香川氏:「はじめてばこ」と並行して展開しているお子様向けのチャレンジ体験プログラム「わんぱく大作戦」では、以前参加していただいたみなさまがOBとしてスタッフに参加されていたりします。こうした強い接点づくりを通じてテレビ新広島に対する信頼を持っていただくことでテレビ新広島のファンになっていただき、親近感をもって番組を見ていただくような「絆を深くする」場として「TV-FAN BASE」を活用していきたいと考えています。
──「TV-FAN BASE」によってテレビ新広島と視聴者のみなさんとの関係性が深まれば、より綿密なビジネス展開も期待できそうですね。

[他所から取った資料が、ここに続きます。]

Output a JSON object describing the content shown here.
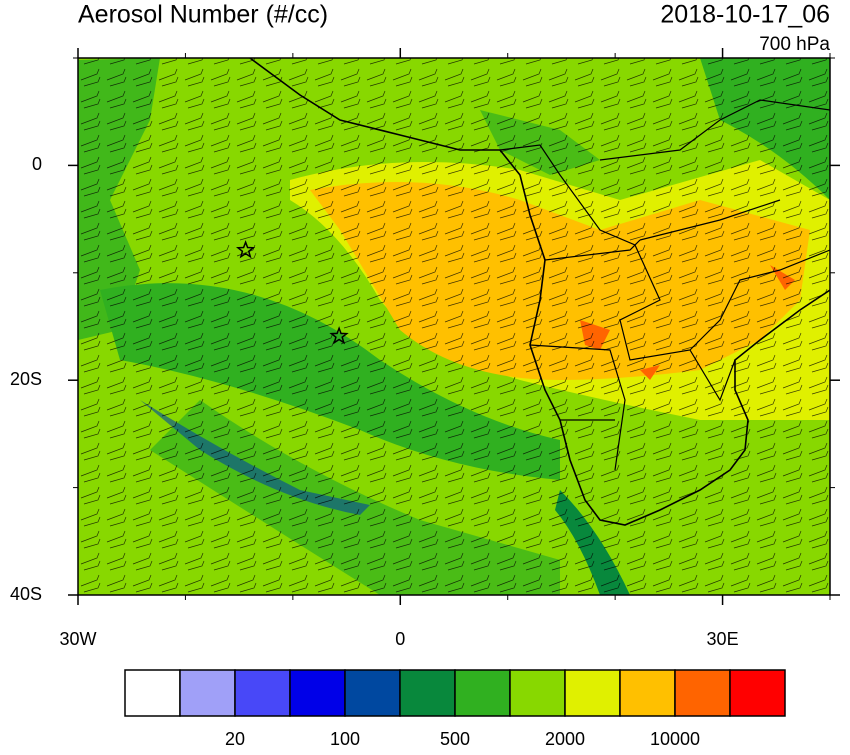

香川氏:もっとも、新たなビジネスを生み出すにしても、テレビ局という本業があってのことです。個人情報を活用してビジネスにつなげよう、という単純な考えではいけません。「TV-FAN BASE」を通じて、テレビ新広島が地域に愛される放送局になっていくことにまずは地道に取り組んでいきたいと思います。
■広島ローカル局として、まずは地元との信頼関係を醸成していきたい
──今後「TV-FAN BASE」を通じて実現していきたいこと、サービスにかける思いを聞かせてください。
小田氏:少子化や人口減少は日本全体が抱える問題ですが、とくに地方はその速度が速いと感じます。そんななか、いま多くの人々に浸透しつつあるデジタル基盤はある意味新たな共通言語として大きな役割を持つのではないかと期待しています。
デジタルが持つ伝搬力やスピードをフルに活かすことで、これまで以上にきめ細かな地元の情報を集約できるはずです。県外に向けて拡大していくというよりは、これまでテレビ新広島の番組を見てくださっている視聴者のみなさまへ直接感謝の気持ちをお届けし、確実な信頼関係を醸成したうえで地域に貢献していくことを第一に考えていきたいと思います。
香川氏:まず私たちテレビ新広島が向き合うべきは、地元である広島県内の視聴者の皆様、そして企業含め広島に根ざす皆様です。情報銀行サービスに対する将来的な発展性も期待していますが、まずは地域の視聴者様の個人データを安全にお預かりしたうえで、自分たちでデータ分析を行い、自社の報道やイベント、番組制作や編成などを通じてサービス向上をしっかりやっていきたいと思います。
情報銀行は定着までもう少し時間が必要なサービスであるとも感じています。その壮大な構想だけに期待するのではなく、視聴者サービスの強化、広島という地域に対する貢献を主に、広島に根ざす企業という面をまずはしっかりと強化していきたいと思います。
ローカル局としての新たな展開に道を開きながらも、地元との信頼関係づくりを第一に考え、ともに発展していくことを志向するテレビ新広島。情報銀行という最先端技術が、ビジネスの面でも今後どのようなシナジーを生み出していくのか注目だ。